TOKEN=$(bun "$WORKSPACE_ROOT/bin/gh-app-token.mjs")
git remote set-url origin "https://x-access-token:${TOKEN}@github.com/OWNER/REPO.git"
git push origin BRANCH

Step 5: Set the App Logo (Optional)

The manifest flow does not support setting a logo — there's no field for it and no REST API endpoint.

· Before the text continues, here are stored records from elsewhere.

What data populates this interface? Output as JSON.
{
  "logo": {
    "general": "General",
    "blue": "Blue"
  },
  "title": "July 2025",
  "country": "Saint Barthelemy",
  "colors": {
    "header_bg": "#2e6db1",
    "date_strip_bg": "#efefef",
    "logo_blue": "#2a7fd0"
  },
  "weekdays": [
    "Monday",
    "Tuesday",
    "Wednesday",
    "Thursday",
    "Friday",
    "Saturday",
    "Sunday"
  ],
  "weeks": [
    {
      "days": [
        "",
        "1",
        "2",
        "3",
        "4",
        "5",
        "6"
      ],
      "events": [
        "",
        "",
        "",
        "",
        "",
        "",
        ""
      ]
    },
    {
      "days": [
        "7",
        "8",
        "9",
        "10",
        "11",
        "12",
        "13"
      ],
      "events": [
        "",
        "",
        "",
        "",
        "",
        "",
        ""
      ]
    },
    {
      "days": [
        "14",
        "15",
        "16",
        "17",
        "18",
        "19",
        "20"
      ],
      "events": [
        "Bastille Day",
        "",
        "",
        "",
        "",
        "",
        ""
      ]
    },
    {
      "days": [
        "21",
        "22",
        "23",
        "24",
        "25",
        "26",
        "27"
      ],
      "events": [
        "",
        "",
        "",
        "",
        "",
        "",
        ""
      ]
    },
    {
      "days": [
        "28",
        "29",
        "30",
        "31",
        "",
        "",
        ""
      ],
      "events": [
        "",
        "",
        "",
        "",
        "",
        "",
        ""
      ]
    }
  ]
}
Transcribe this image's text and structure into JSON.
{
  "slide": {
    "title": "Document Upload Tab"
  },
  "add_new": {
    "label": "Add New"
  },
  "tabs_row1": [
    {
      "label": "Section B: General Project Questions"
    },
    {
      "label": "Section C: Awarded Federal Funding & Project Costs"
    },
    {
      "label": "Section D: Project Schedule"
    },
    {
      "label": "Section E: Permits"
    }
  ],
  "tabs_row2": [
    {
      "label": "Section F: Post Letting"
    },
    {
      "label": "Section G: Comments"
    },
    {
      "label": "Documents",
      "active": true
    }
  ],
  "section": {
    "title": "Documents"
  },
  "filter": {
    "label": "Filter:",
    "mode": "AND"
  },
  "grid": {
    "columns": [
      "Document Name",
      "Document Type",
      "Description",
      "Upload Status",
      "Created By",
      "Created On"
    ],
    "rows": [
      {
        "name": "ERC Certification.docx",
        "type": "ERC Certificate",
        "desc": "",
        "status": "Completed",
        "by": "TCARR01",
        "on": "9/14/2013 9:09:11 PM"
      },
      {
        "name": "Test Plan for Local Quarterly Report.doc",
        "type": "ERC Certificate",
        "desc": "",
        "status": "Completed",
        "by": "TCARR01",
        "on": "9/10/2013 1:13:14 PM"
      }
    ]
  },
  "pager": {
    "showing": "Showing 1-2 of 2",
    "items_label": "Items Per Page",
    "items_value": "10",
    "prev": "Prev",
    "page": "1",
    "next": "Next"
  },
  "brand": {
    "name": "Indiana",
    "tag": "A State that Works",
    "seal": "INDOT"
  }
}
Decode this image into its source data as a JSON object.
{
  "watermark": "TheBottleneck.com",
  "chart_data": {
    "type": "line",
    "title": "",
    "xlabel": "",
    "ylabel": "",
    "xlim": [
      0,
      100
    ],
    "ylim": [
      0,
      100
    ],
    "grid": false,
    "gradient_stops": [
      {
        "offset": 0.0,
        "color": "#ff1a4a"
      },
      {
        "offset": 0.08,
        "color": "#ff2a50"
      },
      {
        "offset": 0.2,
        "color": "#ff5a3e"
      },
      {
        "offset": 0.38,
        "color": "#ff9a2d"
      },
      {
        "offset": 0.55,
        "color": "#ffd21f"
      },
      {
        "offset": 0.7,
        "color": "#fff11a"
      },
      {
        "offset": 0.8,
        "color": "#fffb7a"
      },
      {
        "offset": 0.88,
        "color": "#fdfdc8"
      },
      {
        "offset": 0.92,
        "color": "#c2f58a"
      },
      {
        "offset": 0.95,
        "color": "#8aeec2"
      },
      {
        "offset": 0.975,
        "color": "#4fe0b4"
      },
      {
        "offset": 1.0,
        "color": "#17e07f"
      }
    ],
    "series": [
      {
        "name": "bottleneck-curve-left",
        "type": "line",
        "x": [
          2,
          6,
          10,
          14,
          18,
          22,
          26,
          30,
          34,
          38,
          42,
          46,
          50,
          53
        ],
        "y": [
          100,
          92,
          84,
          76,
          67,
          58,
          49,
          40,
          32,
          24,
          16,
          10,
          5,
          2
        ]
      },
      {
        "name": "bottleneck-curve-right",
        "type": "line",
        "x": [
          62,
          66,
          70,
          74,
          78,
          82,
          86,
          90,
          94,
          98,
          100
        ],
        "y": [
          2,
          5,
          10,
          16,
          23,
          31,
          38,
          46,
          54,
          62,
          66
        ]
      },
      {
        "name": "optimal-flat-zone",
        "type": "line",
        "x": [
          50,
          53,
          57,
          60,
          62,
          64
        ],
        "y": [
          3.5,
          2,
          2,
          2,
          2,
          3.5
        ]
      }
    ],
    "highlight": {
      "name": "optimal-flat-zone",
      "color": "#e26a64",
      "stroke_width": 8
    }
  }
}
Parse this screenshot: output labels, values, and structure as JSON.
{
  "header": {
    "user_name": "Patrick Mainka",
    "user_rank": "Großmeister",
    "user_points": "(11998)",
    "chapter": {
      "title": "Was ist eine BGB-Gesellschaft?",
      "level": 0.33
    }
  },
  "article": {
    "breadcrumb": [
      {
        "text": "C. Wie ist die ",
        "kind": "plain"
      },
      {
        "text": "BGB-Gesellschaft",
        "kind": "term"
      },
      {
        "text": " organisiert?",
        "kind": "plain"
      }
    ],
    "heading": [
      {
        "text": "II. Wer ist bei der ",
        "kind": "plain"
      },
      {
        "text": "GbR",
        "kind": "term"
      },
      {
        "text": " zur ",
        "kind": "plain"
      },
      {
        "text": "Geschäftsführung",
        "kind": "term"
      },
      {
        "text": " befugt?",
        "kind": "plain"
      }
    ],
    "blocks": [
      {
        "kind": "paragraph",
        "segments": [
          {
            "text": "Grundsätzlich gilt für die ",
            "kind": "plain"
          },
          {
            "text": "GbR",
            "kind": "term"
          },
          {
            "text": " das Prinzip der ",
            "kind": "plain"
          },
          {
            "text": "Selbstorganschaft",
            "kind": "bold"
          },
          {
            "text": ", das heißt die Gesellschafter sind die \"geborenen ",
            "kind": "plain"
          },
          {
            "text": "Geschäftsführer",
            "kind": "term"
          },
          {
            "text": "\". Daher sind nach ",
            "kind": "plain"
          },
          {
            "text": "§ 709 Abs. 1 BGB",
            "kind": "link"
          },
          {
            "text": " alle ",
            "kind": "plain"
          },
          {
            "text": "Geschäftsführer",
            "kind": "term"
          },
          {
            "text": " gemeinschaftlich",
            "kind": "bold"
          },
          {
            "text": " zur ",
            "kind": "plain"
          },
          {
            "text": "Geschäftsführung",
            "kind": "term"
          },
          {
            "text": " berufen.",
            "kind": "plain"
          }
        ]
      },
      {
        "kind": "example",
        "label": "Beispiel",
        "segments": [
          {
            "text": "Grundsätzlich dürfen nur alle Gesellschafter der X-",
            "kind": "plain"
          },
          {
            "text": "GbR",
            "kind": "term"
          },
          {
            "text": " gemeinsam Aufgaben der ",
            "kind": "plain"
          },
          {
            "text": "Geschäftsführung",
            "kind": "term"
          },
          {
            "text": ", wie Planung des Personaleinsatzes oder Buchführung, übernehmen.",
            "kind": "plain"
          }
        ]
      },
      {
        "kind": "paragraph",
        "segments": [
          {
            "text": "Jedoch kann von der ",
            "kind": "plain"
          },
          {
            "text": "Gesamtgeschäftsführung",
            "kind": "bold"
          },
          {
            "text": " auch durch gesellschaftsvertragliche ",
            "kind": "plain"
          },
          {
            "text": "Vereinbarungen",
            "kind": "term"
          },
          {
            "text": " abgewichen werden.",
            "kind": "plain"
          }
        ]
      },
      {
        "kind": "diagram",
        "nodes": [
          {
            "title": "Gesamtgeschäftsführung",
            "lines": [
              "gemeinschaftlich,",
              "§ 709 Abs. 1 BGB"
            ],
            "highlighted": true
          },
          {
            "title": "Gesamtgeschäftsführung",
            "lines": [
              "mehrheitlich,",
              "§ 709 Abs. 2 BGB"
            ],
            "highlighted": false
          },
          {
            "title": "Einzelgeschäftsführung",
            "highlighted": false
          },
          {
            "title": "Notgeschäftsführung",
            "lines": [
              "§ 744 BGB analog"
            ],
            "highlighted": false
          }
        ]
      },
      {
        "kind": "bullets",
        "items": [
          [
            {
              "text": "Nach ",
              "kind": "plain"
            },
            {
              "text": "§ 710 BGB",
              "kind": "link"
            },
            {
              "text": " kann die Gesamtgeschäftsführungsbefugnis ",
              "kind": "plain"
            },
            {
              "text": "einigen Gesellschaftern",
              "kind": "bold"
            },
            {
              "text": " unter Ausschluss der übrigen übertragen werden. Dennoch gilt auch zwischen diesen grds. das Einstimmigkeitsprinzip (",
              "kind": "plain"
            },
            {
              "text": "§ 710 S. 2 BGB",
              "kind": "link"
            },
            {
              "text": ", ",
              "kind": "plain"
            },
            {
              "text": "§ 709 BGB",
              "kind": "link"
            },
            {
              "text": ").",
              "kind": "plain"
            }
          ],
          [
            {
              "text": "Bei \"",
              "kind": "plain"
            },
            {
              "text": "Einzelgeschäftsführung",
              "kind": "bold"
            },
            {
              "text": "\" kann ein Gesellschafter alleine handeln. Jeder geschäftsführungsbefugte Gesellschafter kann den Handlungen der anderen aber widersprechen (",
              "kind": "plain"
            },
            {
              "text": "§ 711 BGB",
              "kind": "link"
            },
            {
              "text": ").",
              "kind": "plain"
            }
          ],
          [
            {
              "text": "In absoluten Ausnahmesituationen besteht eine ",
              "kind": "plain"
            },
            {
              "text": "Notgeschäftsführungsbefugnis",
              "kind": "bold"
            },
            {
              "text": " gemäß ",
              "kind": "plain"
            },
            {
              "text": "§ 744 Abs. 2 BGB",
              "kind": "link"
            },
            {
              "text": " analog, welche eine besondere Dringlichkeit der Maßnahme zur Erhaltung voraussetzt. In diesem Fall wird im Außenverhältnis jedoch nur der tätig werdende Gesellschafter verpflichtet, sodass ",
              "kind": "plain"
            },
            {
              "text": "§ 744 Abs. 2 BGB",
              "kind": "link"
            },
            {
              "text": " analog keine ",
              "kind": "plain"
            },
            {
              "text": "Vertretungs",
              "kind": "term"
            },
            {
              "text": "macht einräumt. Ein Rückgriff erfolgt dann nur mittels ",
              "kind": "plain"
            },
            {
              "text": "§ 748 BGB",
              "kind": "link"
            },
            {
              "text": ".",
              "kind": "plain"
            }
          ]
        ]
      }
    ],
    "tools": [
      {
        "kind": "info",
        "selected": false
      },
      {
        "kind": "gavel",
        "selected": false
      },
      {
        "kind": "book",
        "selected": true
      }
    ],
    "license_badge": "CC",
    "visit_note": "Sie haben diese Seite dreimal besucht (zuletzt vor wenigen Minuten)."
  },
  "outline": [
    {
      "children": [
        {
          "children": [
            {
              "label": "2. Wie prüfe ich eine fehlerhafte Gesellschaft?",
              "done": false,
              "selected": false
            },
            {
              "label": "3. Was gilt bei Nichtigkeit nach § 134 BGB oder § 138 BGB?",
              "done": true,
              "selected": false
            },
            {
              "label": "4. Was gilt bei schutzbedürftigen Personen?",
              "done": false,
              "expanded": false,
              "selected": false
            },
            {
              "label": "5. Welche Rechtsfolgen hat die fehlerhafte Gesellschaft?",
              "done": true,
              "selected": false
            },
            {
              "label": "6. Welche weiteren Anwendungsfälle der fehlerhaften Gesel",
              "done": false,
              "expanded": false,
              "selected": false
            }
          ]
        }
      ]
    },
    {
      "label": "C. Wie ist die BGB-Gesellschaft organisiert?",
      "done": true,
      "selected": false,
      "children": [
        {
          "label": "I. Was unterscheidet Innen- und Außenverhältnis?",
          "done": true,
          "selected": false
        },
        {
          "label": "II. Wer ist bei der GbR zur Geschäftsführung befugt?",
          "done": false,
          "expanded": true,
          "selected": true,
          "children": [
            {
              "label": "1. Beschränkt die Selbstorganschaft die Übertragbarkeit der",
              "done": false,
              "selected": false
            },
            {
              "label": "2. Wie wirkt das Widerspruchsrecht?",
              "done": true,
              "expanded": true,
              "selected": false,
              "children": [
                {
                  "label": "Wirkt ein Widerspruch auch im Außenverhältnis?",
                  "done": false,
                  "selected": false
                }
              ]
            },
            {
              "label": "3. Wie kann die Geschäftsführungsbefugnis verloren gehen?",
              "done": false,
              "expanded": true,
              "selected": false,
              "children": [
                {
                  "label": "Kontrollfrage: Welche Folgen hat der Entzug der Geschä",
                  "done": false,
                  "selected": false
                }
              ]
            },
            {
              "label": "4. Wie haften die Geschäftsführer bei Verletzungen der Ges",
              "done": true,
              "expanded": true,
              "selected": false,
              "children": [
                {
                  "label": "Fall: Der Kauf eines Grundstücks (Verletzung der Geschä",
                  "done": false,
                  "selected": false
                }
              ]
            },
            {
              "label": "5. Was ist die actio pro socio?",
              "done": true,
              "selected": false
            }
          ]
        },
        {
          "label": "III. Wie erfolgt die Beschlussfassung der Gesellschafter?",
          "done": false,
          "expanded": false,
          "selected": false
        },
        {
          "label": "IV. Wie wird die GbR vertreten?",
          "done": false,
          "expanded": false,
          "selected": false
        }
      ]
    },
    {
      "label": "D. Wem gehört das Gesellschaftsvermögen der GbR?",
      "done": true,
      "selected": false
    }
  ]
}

The logo can only be uploaded through the GitHub web UI.

If the assistant has an avatar (typically at data/avatar/avatar-image.png in the workspace root), send it to the user as a chat attachment:

<vellum-attachment source="sandbox" path="data/avatar/avatar-image.png" />

Then direct them to the app settings page to upload it:

https://github.com/organizations/ORG/settings/apps/APP_SLUG

Scroll to "Display information" → "Upload a logo" → drag in the image file → Save.

Step 6: Verify

Test the full flow:

1. Create a test branch
2. Commit a trivial change
3. Push the branch
4. Open a PR via the GitHub API (using the installation token as a Bearer token)
5. Post a comment on the PR via the GitHub API
6. Verify the commit, PR, and comment all attribute to APP_SLUG[bot]
7. Close the PR and delete the branch

Token Refresh

Installation tokens expire after 1 hour. The helper script gh-app-token.mjs generates a fresh one each time by:

1. Reading app_id and pem from the vault
2. Signing a JWT with the private key
3. Exchanging the JWT for an installation token via POST /app/installations/{id}/access_tokens

Always refresh before pushing:

TOKEN=$(bun "$WORKSPACE_ROOT/bin/gh-app-token.mjs")
git remote set-url origin "https://x-access-token:${TOKEN}@github.com/OWNER/REPO.git"

Permission Reference

The default permission set covers the full range of actions the assistant may need to perform on a repository:

Permission	Level	Purpose
contents	write	Push commits, create/delete branches
pull_requests	write	Open PRs, post PR comments and reviews
checks	read	Read CI check-run status (e.g. gh pr checks)
metadata	read	Required by GitHub for all App installations (auto-added)

Credential Reference

All credentials are stored under service: github-app:

Field	Description	When Set
app_id	Numeric GitHub App ID	Step 2
app_slug	URL-friendly app name (e.g. credence-the-bot)	Step 2
client_id	OAuth client ID	Step 2
client_secret	OAuth client secret	Step 2
pem	RSA private key for JWT signing	Step 2
webhook_secret	Webhook verification secret	Step 2
installation_id	Numeric installation ID for the org	Step 3

Troubleshooting

"url wasn't supplied" error during manifest submission

The manifest JSON must include hook_attributes.url — a nested URL inside the hook_attributes object. GitHub's error message is misleading; it's not referring to the top-level url field.

Token generation fails

Check that all three required credentials are set: app_id, pem, installation_id. Use assistant credentials list --search github-app to verify.

Push rejected with 403

The installation token may have expired (1-hour lifetime). Regenerate with bun bin/gh-app-token.mjs (from the workspace root) and update the remote URL.

PEM won't store via CLI

The -----BEGIN prefix gets parsed as a CLI flag. Use -- before the value:

assistant credentials set --service github-app --field pem -- "$PEM_VALUE"

Port 29170 already in use

Another process is using the callback port. Either kill it or pass --port=DIFFERENT_PORT to the creation script.

App only shows for orgs, not personal accounts

The manifest flow script currently only supports organization-owned apps (it uses the /organizations/{org}/settings/apps/new endpoint). Personal account apps would use /settings/apps/new instead — this is not yet implemented.